Face à la polémique qui monte sur d’éventuelles entorses à la réglementation immobilière, le ministre de l’Intérieur a insisté sur le recueillement dû aux victimes.

« Et puis il y aura un deuxième temps, le temps des leçons à tirer », a-t-il ajouté.

Il s’est gardé de mettre en cause les maires accusés d’avoir délivré des permis de construire dans des zones inondables.

Les dégâts les plus importants causés par Xynthia l’ont été là où des digues ont lâché sous la pression des vents violents combinés à une forte marée et une puissante dépression.

Le maire de La Faute-sur-Mer (Vendée), l’une des deux communes les plus touchées, est notamment accusé d’avoir ignoré les mises en garde de la Direction départementale de l’équipement (DDE) qui évoquait en 2008 « un réseau de digues vieillissant ».

Prié de dire si des maires pourraient être poursuivis en justice, Brice Hortefeux a répondu : « Ce sont des décisions extrêmement graves, il faut qu’il y ait des analyses précises ».

« UN ÉQUILIBRE À TROUVER »

Le ministre a néanmoins ordonné mercredi aux préfets de « ne pas hésiter à déférer les permis de construire délivrés par les autorités locales lorsque ceux-ci peuvent paraître dangereux ».

Certains édiles réclament que l’Etat s’investisse davantage dans la protection des habitations du littoral.

« Sur un cas comme ça, il faut recentraliser au moins le processus de décision et de vérification », a dit sur Canal+ le maire socialiste de La Rochelle, mettant en cause la qualité des digues en France.

« Je demande la création d’un établissement public.
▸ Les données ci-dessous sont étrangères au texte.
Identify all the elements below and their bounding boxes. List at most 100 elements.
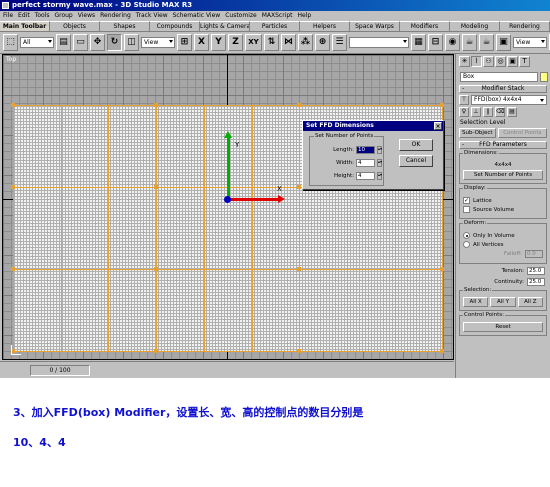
select-scale-icon[interactable]: ◫ <box>124 34 139 51</box>
width-field[interactable]: 4 <box>356 158 375 167</box>
control-points-dropdown[interactable]: Control Points <box>497 128 547 138</box>
select-move-icon[interactable]: ✥ <box>90 34 105 51</box>
menu-tools[interactable]: Tools <box>35 11 50 21</box>
set-number-of-points-button[interactable]: Set Number of Points <box>463 170 543 180</box>
all-y-button[interactable]: All Y <box>490 297 516 307</box>
display-tab-icon[interactable]: ▣ <box>507 56 518 67</box>
tab-space-warps[interactable]: Space Warps <box>350 21 400 31</box>
select-region-icon[interactable]: ▭ <box>73 34 88 51</box>
tab-particles[interactable]: Particles <box>250 21 300 31</box>
ffd-parameters-rollout[interactable]: - FFD Parameters <box>459 141 547 149</box>
height-field[interactable]: 4 <box>356 171 375 180</box>
control-point[interactable] <box>297 349 301 353</box>
array-icon[interactable]: ⁂ <box>298 34 313 51</box>
only-in-volume-radio[interactable] <box>463 232 470 239</box>
control-point[interactable] <box>11 185 15 189</box>
menu-file[interactable]: File <box>3 11 13 21</box>
viewport-top[interactable]: Y X Top <box>2 54 454 360</box>
menu-schematic-view[interactable]: Schematic View <box>173 11 221 21</box>
control-point[interactable] <box>154 349 158 353</box>
object-color-swatch[interactable] <box>540 72 548 82</box>
modifier-stack-rollout[interactable]: - Modifier Stack <box>459 85 547 93</box>
control-point[interactable] <box>11 267 15 271</box>
modifier-stack-dropdown[interactable]: FFD(box) 4x4x4 <box>471 95 547 105</box>
tab-lights-cameras[interactable]: Lights & Cameras <box>200 21 250 31</box>
all-vertices-radio[interactable] <box>463 241 470 248</box>
schematic-view-icon[interactable]: ⊟ <box>428 34 443 51</box>
align-icon[interactable]: ⊕ <box>315 34 330 51</box>
restrict-z-button[interactable]: Z <box>228 34 243 51</box>
menu-edit[interactable]: Edit <box>18 11 30 21</box>
remove-modifier-icon[interactable]: ⌫ <box>495 107 505 117</box>
menu-maxscript[interactable]: MAXScript <box>262 11 293 21</box>
active-inactive-icon[interactable]: ♀ <box>459 107 469 117</box>
menu-help[interactable]: Help <box>298 11 312 21</box>
height-spinner[interactable]: ▴▾ <box>377 171 382 180</box>
frame-counter[interactable]: 0 / 100 <box>30 365 90 376</box>
control-point[interactable] <box>297 103 301 107</box>
reset-button[interactable]: Reset <box>463 322 543 332</box>
control-point[interactable] <box>440 267 444 271</box>
selection-filter-dropdown[interactable]: All <box>20 37 54 48</box>
tab-compounds[interactable]: Compounds <box>150 21 200 31</box>
tab-modeling[interactable]: Modeling <box>450 21 500 31</box>
control-point[interactable] <box>154 103 158 107</box>
select-object-icon[interactable]: ⬚ <box>3 34 18 51</box>
control-point[interactable] <box>297 267 301 271</box>
quick-render-icon[interactable]: ☕ <box>479 34 494 51</box>
ok-button[interactable]: OK <box>399 139 433 151</box>
control-point[interactable] <box>440 103 444 107</box>
restrict-y-button[interactable]: Y <box>211 34 226 51</box>
material-editor-icon[interactable]: ◉ <box>445 34 460 51</box>
continuity-field[interactable]: 25.0 <box>527 278 545 286</box>
tab-modifiers[interactable]: Modifiers <box>400 21 450 31</box>
tab-main-toolbar[interactable]: Main Toolbar <box>0 21 50 31</box>
tab-objects[interactable]: Objects <box>50 21 100 31</box>
gizmo-y-axis[interactable] <box>224 131 232 199</box>
viewport-label[interactable]: Top <box>6 56 16 63</box>
select-rotate-icon[interactable]: ↻ <box>107 34 122 51</box>
menu-track-view[interactable]: Track View <box>136 11 168 21</box>
render-type-icon[interactable]: ▣ <box>496 34 511 51</box>
cancel-button[interactable]: Cancel <box>399 155 433 167</box>
edit-stack-icon[interactable]: ▤ <box>507 107 517 117</box>
gizmo-origin[interactable] <box>224 196 231 203</box>
sub-object-button[interactable]: Sub-Object <box>459 128 496 138</box>
motion-tab-icon[interactable]: ◎ <box>495 56 506 67</box>
utilities-tab-icon[interactable]: T <box>519 56 530 67</box>
width-spinner[interactable]: ▴▾ <box>377 158 382 167</box>
close-icon[interactable]: × <box>434 122 442 130</box>
named-selection-icon[interactable]: ☰ <box>332 34 347 51</box>
gizmo-x-axis[interactable] <box>229 195 285 203</box>
length-field[interactable]: 10 <box>356 145 375 154</box>
show-end-result-icon[interactable]: ⊥ <box>471 107 481 117</box>
inverse-kinematics-icon[interactable]: ⇅ <box>264 34 279 51</box>
mirror-icon[interactable]: ⋈ <box>281 34 296 51</box>
control-point[interactable] <box>440 349 444 353</box>
control-point[interactable] <box>154 267 158 271</box>
render-view-dropdown[interactable]: View <box>513 37 547 48</box>
control-point[interactable] <box>11 103 15 107</box>
falloff-field[interactable]: 0.0 <box>525 250 543 258</box>
ref-coord-dropdown[interactable]: View <box>141 37 175 48</box>
object-name-field[interactable]: Box <box>460 72 538 82</box>
restrict-x-button[interactable]: X <box>194 34 209 51</box>
control-point[interactable] <box>297 185 301 189</box>
lattice-checkbox[interactable]: ✓ <box>463 197 470 204</box>
menu-group[interactable]: Group <box>54 11 72 21</box>
menu-rendering[interactable]: Rendering <box>100 11 131 21</box>
tab-helpers[interactable]: Helpers <box>300 21 350 31</box>
create-tab-icon[interactable]: ✳ <box>459 56 470 67</box>
all-z-button[interactable]: All Z <box>517 297 543 307</box>
length-spinner[interactable]: ▴▾ <box>377 145 382 154</box>
make-unique-icon[interactable]: ∥ <box>483 107 493 117</box>
track-view-icon[interactable]: ▦ <box>411 34 426 51</box>
tab-rendering[interactable]: Rendering <box>500 21 550 31</box>
menu-customize[interactable]: Customize <box>225 11 257 21</box>
select-by-name-icon[interactable]: ▤ <box>56 34 71 51</box>
all-x-button[interactable]: All X <box>463 297 489 307</box>
named-selection-dropdown[interactable] <box>349 37 409 48</box>
tension-field[interactable]: 25.0 <box>527 267 545 275</box>
pin-stack-icon[interactable]: ⊤ <box>459 95 469 105</box>
pivot-center-icon[interactable]: ⊞ <box>177 34 192 51</box>
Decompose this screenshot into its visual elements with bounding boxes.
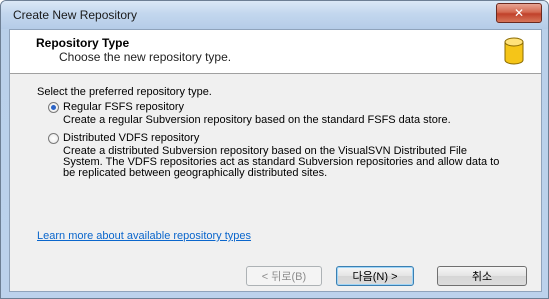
page-title: Repository Type <box>36 36 130 50</box>
option-label[interactable]: Distributed VDFS repository <box>63 132 199 144</box>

Il faudrait au moins la responsabilité générale sur la qualité des digues, leur entretien », a déclaré Maxime Bono.

Le gouvernement s’est engagé mercredi à présenter un plan de renforcement des digues dans les deux mois.

Pour Maxime Bono, la tempête a prouvé que les normes imposées par l’Etat pour délivrer des permis de construire n’étaient plus viables.

« Depuis bien longtemps, la cote de 3,80 mètres (au-dessus du niveau général des flots) était considérée comme une cote où on était en toute sécurité. Cette cote n’est plus d’actualité. Mais que faut-il faire pour tout ce qu’on a construit ? », a-t-il demandé.

En avril 2009, Nicolas Sarkozy, présentant le projet du Grand Paris, avait souhaité que l’on rende « constructibles les zones inondables mais par des bâtiments adaptés à l’environnement et aux risques ».

« Il faut sortir du respect passif d’une règlementation de plus en plus pesante », avait dit le chef de l’Etat.

Les ministres Valérie Pécresse et Brice Hortefeux ont défendu jeudi ces propos.

« Il a totalement raison », a dit la ministre de l’Enseignement supérieur sur RMC et BFM TV, évoquant « des terrains délaissés autour des gares » ou des « résidences flottantes ».

Pour le ministre de l’Intérieur, il y a « un équilibre à trouver ».

« Dans certains cas, l’administration peut être tatillonne et en même temps, elle a vocation à protéger », a-t-il souligné.